By Leanna Sweha
The Low Carbon Fuel Standard (LCFS) seems to stand in the shadow of Cap-and-Trade. Both are market-based programs to reduce greenhouse gas emissions and spur new technology, but the LCFS tends to get less attention.
The LCFS is in fact a big regulatory program which stands to play an even bigger role in the proposed 2030 Scoping Plan, the roadmap to meet the state’s 2030 emissions goals. So, it’s important to ask if the LCFS has proven to be an effective policy tool.
The LCFS requires transportation fuels sold in the state to meet a target average Carbon Intensity (CI). CI is the sum of greenhouse gas emissions from the production, distribution, and consumption of a fuel, measured in grams of carbon dioxide equivalent per megajoule (gCO2e/MJ).
The CI calculation is called a lifecycle analysis (shorthand terms include “well to wheels” or “seed to wheels”) and is based on complex models.
Fuels with a CI below the target CI earn credits. Fuels with a CI above the target CI, such as gasoline, may be blended with low-CI fuels to meet the target. Or, their producers can buy credits from companies that produce low-CI fuels such as biodiesel, electricity, and hydrogen.
The target CI declines 10 percent below the baseline by 2020. In the proposed 2030 Scoping Plan, the target CI declines 18 percent below the baseline by 2030. That’s pretty steep, considering the curve to 2020 (see below) is back-loaded. The Air Resources Board says the back-loading was intended to promote early investment in alternative fuels and vehicles.
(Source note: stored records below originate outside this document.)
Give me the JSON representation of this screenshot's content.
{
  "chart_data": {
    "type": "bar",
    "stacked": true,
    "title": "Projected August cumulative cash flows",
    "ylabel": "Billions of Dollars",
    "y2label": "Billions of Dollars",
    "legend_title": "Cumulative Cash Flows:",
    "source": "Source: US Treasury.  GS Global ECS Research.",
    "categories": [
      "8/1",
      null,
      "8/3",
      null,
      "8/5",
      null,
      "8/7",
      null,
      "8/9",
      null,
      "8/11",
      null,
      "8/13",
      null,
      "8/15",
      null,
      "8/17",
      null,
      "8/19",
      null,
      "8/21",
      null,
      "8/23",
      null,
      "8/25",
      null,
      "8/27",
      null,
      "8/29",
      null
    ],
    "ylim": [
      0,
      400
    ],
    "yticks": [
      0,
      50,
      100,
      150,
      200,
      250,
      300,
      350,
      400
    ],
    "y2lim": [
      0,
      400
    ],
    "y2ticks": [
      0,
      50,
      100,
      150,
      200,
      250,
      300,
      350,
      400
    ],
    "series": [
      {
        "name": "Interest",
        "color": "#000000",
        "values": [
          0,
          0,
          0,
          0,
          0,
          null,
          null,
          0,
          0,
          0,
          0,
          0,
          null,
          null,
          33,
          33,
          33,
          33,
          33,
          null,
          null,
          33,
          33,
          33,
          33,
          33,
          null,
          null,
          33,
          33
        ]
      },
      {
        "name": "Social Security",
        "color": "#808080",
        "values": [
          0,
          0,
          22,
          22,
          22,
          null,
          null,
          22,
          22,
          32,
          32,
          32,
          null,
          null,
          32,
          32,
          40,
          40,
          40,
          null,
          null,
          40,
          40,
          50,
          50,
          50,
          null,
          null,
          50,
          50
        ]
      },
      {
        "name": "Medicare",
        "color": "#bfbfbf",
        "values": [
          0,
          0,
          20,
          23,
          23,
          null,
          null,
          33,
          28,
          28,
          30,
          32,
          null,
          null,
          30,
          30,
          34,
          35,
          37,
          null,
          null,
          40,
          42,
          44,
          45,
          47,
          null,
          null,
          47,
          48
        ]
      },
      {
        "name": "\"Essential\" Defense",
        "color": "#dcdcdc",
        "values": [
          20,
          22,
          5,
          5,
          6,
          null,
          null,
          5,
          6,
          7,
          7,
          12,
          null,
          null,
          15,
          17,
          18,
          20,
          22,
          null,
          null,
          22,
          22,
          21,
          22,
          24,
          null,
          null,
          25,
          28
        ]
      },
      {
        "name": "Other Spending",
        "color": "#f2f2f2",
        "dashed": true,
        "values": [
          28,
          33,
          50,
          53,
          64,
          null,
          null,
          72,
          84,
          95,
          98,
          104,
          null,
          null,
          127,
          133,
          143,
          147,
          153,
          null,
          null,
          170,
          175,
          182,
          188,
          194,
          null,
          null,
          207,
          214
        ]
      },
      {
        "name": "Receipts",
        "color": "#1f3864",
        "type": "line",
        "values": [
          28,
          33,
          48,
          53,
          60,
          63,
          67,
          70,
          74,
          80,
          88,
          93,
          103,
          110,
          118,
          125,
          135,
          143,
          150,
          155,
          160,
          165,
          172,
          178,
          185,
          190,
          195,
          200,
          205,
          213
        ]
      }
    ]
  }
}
Two academics recently battled it out over the LCFS on the op-ed page of the Sacramento Bee. In January, MIT economics professor Christopher Knittel compared LCFS credit prices with Cap-and-Trade allowance prices. He showed that the marginal cost of reducing emissions with LCFS was on average six times greater than with Cap-and-Trade. He argued that this cost difference should convince California to end the LCFS and just rely on Cap-and-Trade.
In February, UC Davis Institute for Transportation Studies researcher Sonia Yeh responded to Knittel. She argued that one needs to look beyond the cost analysis and acknowledge that price signals from Cap-and-Trade alone would not be enough to force development of low-CI fuels. Yeh states that the LCFS is the only fuels policy that can spur market growth of alternative fuels and vehicles to de-carbonize transportation.
Meanwhile, oil companies are concerned about a short supply of LCFS credits and a short supply of low-CI fuels to blend with gasoline.
Commodities blog The Barrel reported last year, “The industry warns that insufficient quantities of alternative fuels will be available to meet the 10% CI reduction target by 2020, and that the state’s refineries could shut down or decide to export their fuel, rather than bear the cost of complying with the LCFS.”
It continues, “Holders of the credits appear to be hoarding them in anticipation of the CI reduction targets becoming harder and harder to achieve.”
According to Yeh, higher credit prices should drive up the supply of low-CI fuels and lower their cost.